O conversar comum, cotidiano, progride e se prolonga através de mal-entendidos, desmentidos e correções, logo seguidas de novos dizeres, cada vez mais necessários: "Não é bem assim", "O que eu queria dizer mesmo é...", "Você não entendeu direito", "Exatamente o que aconteceu?", "Quando falei tal coisa, é porque...", "Como assim? Explique melhor"...

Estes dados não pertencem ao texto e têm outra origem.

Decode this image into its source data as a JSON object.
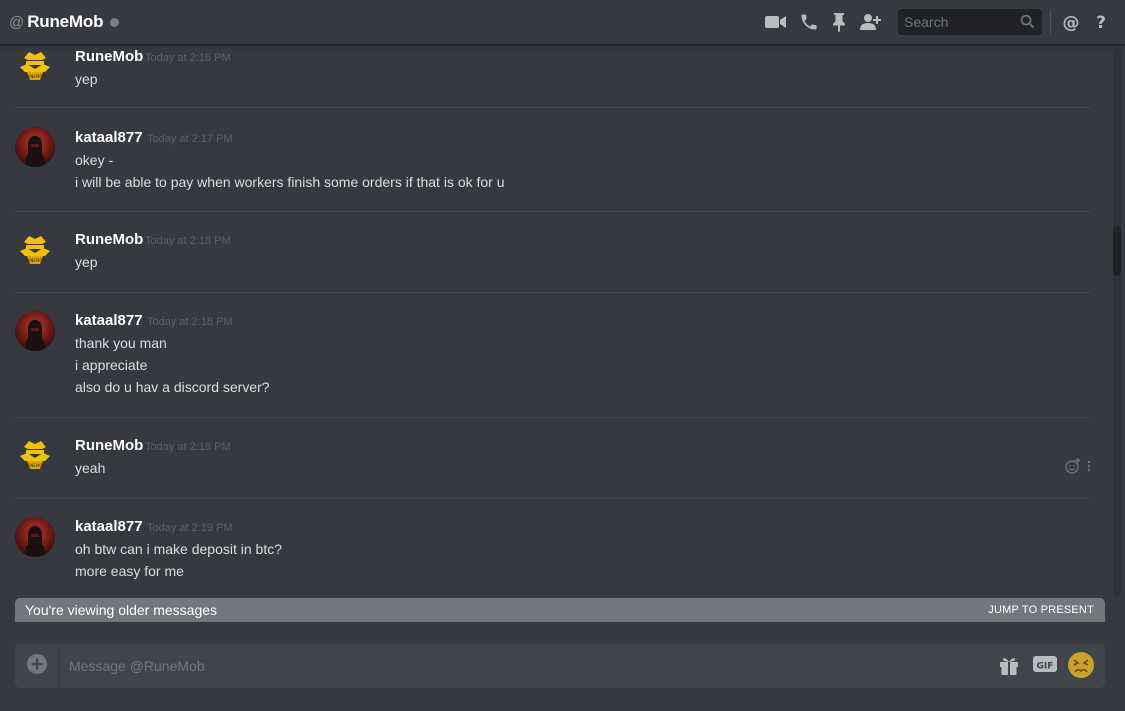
{
  "header": {
    "at": "@",
    "title": "RuneMob",
    "search_placeholder": "Search"
  },
  "icons": {
    "video": "video-call-icon",
    "call": "phone-call-icon",
    "pin": "pin-icon",
    "add_friend": "add-friend-icon",
    "search": "search-icon",
    "mentions": "at-mentions-icon",
    "help": "help-icon",
    "attach": "plus-icon",
    "gift": "gift-icon",
    "gif": "gif-icon",
    "emoji": "emoji-icon"
  },
  "messages": [
    {
      "author": "RuneMob",
      "timestamp": "Today at 2:16 PM",
      "avatar": "runemob",
      "lines": [
        "yep"
      ]
    },
    {
      "author": "kataal877",
      "timestamp": "Today at 2:17 PM",
      "avatar": "kataal",
      "lines": [
        "okey -",
        "i will be able to pay when workers finish some orders if that is ok for u"
      ]
    },
    {
      "author": "RuneMob",
      "timestamp": "Today at 2:18 PM",
      "avatar": "runemob",
      "lines": [
        "yep"
      ]
    },
    {
      "author": "kataal877",
      "timestamp": "Today at 2:18 PM",
      "avatar": "kataal",
      "lines": [
        "thank you man",
        "i appreciate",
        "also do u hav a discord server?"
      ]
    },
    {
      "author": "RuneMob",
      "timestamp": "Today at 2:18 PM",
      "avatar": "runemob",
      "lines": [
        "yeah"
      ]
    },
    {
      "author": "kataal877",
      "timestamp": "Today at 2:19 PM",
      "avatar": "kataal",
      "lines": [
        "oh btw can i make deposit in btc?",
        "more easy for me"
      ]
    }
  ],
  "older_bar": {
    "text": "You're viewing older messages",
    "jump": "JUMP TO PRESENT"
  },
  "composer": {
    "placeholder": "Message @RuneMob",
    "gif_label": "GIF"
  },
  "colors": {
    "background": "#36393f",
    "header_border": "#202225",
    "runemob_avatar": "#f2c200",
    "kataal_avatar": "#8b1a1a",
    "older_bar": "#72767d",
    "composer": "#40444b",
    "emoji": "#c9a227"
  }
}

Neste pequeno texto que estou escrevendo, cada parágrafo procura reforçar o anterior,
re-afirmar a idéia, prevenir possíveis distorções no entendimento, convencer pela repetição, demonstrar o que foi dito, etc. A linguagem, definitivamente, é capenga e insuficiente para dizer tudo...

Já em 1901,
Freud publicou um delicioso artigo, intitulado Psicopatologia da vida cotidiana (Psychopathology of everyday life), no qual aborda o tema dos atos falhos.

O conceito de ato falho (Fehlleistung, em alemão) não constava nos manuais de Psicologia e foi inventado por Freud. Na tradução inglesa, traduziu-se como parapraxis (parapraxia, em português).

[Parapraxia, segundo o Houaiss, é um termo originado diretamente do grego, pela justaposição do prefixo "par(a)" com o substantivo "praxis" = ação. "Par(a)" tem muitas acepções: 1) 'proximidade': parágrafo, paraninfo, paratireóide, parenteral, parêntese, parótico, parótida; 2) 'oposição': paranomia, paradoxo; 3) 'para além de': parapsicologia, parapsíquico; 4) 'defeito': parafasia, paralexia, paramimia, paramnésia, paraplegia; 5) 'semelhança': parastaminia, parastêmone, parastilo].

Na tradução brasileira das Obras Completas de Freud (Edição Standard, Editora Imago), encontramos a expressão ato falho, que pode ser, por exemplo, o esquecimento de algo importante, de um nome, o desvio em um trajeto predeterminado, a troca de palavras, etc. Distingue-se do erro comum, fruto da ignorância, imperícia ou conveniência. Ao cometer um ato falho, ninguém pode dizer "Eu não sabia" nem é possível renegá-lo: cai-se o véu, desvela-se algo oculto.

Os atos falhos são também conhecidos como lapsos (do latim, lapsus = escorregar, escapar) , aparecendo em compostos:
  • lapsus linguae = erro acidental ao falar, que altera o sentido que se pretendia dar à frase e que é interpretado (por influência da psicanálise) como expressão de pensamentos reprimidos;
  • lapsus calami = erro acidental ao escrever (do latim, calamus = caneta, pena com que se escreve);
  • lapsus memoriae = falta de lembrança; recordação defeituosa ou inexata.
A descoberta freudiana do significado dos atos falhos é tão importante quanto sua teoria acerca da Interpretação dos Sonhos.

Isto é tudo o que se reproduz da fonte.